Ainsi, les internautes ont utilisé, d’une part, une musique remixée avec une phrase choc et provocatrice : "I don't wanna be French" et d’autre part, tout en se servant de stéréotypes très connotés, ces derniers se sont moqués ouvertement des Français. Pour certains, il s’agissait d’un humour léger et essentiellement d’une satire culturelle tandis que pour d’autres, ce message est devenu au fil des semaines plus agressif prenant la forme de remarques pleines de frustrations et de jalousies, ce qui a obligé certaines personnalités politiques françaises à réagir.  
Dès lors, en quoi ce phénomène impacte-t-il l’image de la France ?
 

Ce que les Américains dénoncent

L’engouement Tiktok « I Don’t Wanna be French » a débuté comme un clin d'œil humoristique des influenceurs américains à l’égard des Français. Or, comme toute nouvelle mode, la plateforme TikTok a rapidement été dépassée : le ton désapprobateur prenant de plus en plus de place. Résultat, ces vidéos se sont transformées en un véritable pugilat médiatique anti-français, pour ridiculiser certains aspects de la culture française, souvent perçus comme négatifs ou irritants de la part de nos voisins.
Ces dernières incluent des clichés culturels comme les grèves, qui semblent paraître bien anecdotiques pour nos confrères américains. Pour rappel, le droit de grève est issu de la révolte des canuts lyonnais, ouvriers de la soie qui, en 1831, décident de se mettre en grève en scandant : "Vivre libres en travaillant ou mourir en combattant" contre les prix imposés jugés insuffisants pour en vivre correctement. Depuis, c’est un droit inscrit dans la constitution protégeant chaque salarié du pays.

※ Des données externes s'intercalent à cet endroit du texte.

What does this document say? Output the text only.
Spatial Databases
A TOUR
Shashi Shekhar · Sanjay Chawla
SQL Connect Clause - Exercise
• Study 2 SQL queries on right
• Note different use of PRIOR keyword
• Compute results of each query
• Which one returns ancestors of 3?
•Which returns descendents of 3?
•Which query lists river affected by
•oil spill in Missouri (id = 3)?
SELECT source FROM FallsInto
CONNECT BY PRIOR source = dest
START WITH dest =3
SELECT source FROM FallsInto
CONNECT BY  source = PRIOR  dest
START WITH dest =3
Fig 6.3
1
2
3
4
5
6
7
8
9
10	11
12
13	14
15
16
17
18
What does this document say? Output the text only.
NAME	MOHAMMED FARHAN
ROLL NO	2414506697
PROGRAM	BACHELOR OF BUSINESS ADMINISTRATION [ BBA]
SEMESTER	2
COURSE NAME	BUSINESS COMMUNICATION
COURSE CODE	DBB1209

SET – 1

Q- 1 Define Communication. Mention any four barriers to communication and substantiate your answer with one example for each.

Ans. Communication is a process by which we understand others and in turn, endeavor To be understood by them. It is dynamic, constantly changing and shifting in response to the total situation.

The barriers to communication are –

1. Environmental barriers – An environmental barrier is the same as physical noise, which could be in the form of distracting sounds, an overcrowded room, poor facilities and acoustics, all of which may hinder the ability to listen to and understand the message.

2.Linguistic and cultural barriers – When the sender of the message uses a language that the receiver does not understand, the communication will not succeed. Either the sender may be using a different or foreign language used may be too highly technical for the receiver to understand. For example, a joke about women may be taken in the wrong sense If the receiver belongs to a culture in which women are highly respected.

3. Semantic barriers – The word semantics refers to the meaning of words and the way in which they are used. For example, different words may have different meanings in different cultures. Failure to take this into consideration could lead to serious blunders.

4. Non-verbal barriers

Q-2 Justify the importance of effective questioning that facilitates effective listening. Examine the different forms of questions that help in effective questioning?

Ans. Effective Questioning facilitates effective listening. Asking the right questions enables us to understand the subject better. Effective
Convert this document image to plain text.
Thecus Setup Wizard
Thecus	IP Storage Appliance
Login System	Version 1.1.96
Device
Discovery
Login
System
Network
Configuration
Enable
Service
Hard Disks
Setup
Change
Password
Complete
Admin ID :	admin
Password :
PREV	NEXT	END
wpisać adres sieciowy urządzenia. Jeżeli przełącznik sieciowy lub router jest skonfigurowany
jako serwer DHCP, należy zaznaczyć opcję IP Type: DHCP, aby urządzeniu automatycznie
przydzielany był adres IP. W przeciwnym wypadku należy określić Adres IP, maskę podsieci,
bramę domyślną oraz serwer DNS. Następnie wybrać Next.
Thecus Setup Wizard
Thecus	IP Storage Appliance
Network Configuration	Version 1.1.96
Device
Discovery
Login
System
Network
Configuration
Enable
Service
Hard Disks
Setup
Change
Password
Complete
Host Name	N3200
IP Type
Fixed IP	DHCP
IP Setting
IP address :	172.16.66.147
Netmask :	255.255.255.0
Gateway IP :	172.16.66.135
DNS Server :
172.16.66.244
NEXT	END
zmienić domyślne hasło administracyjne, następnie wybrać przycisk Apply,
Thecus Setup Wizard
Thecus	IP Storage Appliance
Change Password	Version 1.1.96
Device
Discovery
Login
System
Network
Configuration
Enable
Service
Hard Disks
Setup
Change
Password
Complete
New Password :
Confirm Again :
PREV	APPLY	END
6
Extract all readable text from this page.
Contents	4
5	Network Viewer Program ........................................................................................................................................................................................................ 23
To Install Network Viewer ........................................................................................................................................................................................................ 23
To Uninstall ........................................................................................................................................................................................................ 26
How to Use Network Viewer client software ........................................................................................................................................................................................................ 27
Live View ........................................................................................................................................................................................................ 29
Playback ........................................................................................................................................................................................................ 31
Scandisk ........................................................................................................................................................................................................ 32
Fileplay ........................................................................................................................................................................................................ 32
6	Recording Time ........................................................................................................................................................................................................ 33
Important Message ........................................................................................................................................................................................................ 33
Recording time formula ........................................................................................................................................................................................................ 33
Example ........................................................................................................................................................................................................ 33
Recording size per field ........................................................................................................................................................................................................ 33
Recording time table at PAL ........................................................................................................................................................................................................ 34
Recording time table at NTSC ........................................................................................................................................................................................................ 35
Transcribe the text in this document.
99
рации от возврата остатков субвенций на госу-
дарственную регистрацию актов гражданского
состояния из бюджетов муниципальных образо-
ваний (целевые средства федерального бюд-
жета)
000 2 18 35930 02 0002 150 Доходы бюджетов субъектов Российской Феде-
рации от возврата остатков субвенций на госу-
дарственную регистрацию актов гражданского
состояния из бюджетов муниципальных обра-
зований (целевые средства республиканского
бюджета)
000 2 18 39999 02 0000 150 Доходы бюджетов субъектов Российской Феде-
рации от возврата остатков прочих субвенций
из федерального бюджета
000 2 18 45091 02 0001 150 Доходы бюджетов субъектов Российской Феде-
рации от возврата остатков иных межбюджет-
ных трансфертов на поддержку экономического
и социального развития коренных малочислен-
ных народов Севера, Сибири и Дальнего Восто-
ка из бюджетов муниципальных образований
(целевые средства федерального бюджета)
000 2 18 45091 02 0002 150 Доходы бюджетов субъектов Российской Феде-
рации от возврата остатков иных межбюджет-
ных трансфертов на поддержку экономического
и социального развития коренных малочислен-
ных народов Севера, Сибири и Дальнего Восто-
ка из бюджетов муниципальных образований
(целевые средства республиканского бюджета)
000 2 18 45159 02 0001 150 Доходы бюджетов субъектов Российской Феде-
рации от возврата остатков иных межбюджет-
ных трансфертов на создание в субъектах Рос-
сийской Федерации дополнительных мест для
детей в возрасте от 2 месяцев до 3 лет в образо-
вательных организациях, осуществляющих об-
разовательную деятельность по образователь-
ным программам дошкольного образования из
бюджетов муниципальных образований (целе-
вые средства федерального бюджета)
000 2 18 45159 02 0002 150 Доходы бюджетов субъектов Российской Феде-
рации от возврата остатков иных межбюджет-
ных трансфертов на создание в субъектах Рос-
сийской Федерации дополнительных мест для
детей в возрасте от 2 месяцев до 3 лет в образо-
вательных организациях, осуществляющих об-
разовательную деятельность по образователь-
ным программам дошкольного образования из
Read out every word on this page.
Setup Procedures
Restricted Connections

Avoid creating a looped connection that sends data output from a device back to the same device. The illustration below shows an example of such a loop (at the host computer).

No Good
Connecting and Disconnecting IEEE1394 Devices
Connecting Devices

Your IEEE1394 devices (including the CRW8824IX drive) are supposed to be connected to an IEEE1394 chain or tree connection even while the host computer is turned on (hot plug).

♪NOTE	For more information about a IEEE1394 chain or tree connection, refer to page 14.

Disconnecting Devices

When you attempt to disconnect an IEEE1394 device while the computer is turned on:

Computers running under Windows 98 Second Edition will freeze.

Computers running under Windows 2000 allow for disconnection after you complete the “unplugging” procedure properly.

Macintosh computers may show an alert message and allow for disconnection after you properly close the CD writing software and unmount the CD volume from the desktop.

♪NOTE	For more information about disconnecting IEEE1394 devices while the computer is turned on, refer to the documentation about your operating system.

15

Pour autant, ce n’est pas la première fois que la France fait l’objet de regards taquins puisque des stéréotypes tournés en dérision ont été mis en valeur par une série issue de la plateforme Netflix: « Emily in Paris ». En utilisant l’hexagone comme décor, les réalisateurs profitent de cette vitrine pour y glisser des réflexions comiques et humoristiques.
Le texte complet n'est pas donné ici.